Naturalmente affrontare il problema adesso, anche lavorando in agosto quando il Parco della Musica è chiuso, o di notte, è non solo molto più costoso ma anche burocraticamente complicato.

Philip Kleis, rappresentante di un'antica ditta di organari, che era presente, ci ha mostrato una serie di progetti uno più fantastico dell'altro. Funzionali e anche decorativamente bellissimi.

In chiusura abbiamo saputo, con un certo brivido, che un organo nuovo costa sui tre milioni...

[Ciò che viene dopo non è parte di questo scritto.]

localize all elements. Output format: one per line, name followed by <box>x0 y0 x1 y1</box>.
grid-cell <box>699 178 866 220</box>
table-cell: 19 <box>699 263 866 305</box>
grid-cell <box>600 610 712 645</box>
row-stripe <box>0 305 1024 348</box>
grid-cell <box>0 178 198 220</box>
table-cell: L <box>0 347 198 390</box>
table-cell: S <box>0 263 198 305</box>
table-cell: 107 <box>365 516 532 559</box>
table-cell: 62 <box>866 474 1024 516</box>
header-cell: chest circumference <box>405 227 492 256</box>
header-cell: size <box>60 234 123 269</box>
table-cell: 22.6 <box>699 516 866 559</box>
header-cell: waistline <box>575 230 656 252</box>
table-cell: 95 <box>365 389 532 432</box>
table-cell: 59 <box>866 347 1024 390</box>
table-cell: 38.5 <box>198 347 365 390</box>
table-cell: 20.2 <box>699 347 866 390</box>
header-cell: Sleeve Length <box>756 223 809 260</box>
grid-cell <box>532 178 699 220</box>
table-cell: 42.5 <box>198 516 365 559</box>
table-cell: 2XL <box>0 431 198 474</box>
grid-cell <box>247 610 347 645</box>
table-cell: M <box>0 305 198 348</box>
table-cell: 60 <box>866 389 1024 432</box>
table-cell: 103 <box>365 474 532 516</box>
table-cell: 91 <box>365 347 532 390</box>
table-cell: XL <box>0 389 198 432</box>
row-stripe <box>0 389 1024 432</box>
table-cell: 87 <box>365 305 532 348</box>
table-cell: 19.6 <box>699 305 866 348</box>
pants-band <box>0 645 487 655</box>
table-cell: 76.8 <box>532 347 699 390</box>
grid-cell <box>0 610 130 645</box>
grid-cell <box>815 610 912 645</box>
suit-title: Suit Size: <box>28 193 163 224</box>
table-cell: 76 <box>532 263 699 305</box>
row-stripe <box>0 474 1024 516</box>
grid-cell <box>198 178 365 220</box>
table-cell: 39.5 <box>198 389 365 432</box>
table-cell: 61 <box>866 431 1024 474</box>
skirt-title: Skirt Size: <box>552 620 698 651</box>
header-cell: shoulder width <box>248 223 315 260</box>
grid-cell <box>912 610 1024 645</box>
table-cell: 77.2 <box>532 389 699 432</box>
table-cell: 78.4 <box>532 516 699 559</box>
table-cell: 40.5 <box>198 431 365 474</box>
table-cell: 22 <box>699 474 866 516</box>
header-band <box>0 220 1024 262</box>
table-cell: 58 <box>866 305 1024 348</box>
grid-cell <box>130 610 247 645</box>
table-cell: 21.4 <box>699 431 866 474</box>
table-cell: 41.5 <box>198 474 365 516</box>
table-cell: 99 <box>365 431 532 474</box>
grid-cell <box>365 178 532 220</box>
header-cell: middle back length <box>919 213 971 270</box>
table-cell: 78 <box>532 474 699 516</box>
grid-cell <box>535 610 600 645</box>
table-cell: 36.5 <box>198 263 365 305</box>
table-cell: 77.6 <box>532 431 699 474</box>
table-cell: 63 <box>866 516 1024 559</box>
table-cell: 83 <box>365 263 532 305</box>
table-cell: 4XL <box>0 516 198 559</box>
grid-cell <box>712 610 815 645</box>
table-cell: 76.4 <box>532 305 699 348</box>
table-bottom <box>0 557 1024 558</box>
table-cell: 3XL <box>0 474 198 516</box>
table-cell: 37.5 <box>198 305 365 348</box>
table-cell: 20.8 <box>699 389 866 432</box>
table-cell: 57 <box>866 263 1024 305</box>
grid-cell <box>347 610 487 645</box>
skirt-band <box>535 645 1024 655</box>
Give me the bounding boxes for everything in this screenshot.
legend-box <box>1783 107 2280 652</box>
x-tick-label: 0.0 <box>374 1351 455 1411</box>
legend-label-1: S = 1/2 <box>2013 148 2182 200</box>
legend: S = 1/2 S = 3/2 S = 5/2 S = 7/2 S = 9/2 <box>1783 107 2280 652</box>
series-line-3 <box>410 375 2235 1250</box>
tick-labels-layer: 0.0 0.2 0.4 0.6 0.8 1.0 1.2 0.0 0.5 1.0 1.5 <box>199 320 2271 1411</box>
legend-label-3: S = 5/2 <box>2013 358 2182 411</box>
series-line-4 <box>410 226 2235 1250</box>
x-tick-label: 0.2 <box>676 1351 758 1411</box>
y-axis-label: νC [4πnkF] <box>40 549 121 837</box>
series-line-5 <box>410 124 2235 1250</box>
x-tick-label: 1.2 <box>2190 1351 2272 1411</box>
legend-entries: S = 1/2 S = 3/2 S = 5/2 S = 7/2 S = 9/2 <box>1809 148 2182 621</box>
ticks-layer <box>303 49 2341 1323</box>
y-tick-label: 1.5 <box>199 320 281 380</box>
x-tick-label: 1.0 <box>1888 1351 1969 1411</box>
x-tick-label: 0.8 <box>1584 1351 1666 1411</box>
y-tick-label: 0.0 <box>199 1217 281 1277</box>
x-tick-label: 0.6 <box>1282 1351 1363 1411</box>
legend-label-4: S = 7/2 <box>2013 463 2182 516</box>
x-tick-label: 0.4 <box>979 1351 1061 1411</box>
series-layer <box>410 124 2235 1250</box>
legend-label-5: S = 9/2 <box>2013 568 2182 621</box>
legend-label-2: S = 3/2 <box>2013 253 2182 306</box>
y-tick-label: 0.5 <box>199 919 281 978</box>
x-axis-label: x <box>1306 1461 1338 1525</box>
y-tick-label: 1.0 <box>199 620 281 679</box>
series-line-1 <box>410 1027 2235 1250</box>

A questo punto, visto che era il momento di sdrammatizzare, Carnini, confessando la sua appartenenza alla tifoseria giallorossa, ha invitato Totti perché, dopo l'inaugurazione del nuovo stadio della Roma, passi dalle parti dell'Auditorium per dare la sua benedizione anche al nuovo organo.


Ciao Gianni

Venerdì 20 al Teatro Studio, una serata di amici per ricordare Gianni Borgna, morto un anno fa. Elenco foltissimo di invitati. La serata, bisogna dirlo, si è trascinata; un po' per la mosciaggine del presentatore Barlozzetti, un po' per la discutibile idea di affidare ad attori, anche se bravi, lunghe, troppo lunghe letture di poesie e pagine di libri, alcuni dei quali decisamente sul funereo. Basti dire che per ultimo è stato scelto un brano del "Pasticciaccio". Già Gadda in generale è pesante, immaginarsi la dettagliata ricognizione, a inizio romanzo, del commissario Ingravallo sul cadavere della vittima.

Ci sfugge proprio ogni possibile nesso con Borgna e il suo sorriso.

Per fortuna ci ha consolato qualche buon intervento musicale; soprattutto la voce di Miranda Martino, che, anche se ha un'età veneranda che non vi sveliamo, mantiene tutta l'intonazione, il calore, il colore e soprattutto la potenza di una volta.

Ma la curiosità di tutti, fortemente venata di malignità, era di vedere con che faccia si sarebbe presentato il Presidente della SIAE, Gino Paoli, atteso come ospite d'onore per cantare in duo con Danilo Rea. C'era chi sosteneva che mostrandosi avrebbe testimoniato la propria estraneità ai fatti che sappiamo. E chi invece che non farsi vivo era un segno di estrema cautela, se non di vera e propria coda di paglia.

In ogni caso il Maestro non si è fatto né vivo né morto, e Rea ha suonato, peraltro benissimo come il suo solito, ma da solo. Crediamo che nei prossimi giorni ne vedremo delle belle. O delle brutte.


Un fenomeno

Classe 1938. Una voce più precisa di un bisturi. Interpretazione e ironia che sfidano il mezzo secolo, e oltre. Un repertorio di canzoni che avevano già in partenza tutte le doti per diventare quei successi che sappiamo: temi orecchiabili, astuti riferimenti a stagioni e piccoli fatti personali che non perdono mai di attualità. Infatti a ogni estate torna "Abbronzatissima", a ogni inverno "Sul cocuzzolo", e dovunque ci sia una festa, "I Watussi".

Lunedì 23 eravamo al suo concerto al Teatro Roma. Sul palco, anche la ex moglie, ex compagna di successi, ora ritornata a cantare con lui: Wilma Goich, più un bel gruppo di solisti. Due ore intense che ci hanno lasciato senza fiato e pieni di ammirazione.

Il nome? Scommettiamo che non serve.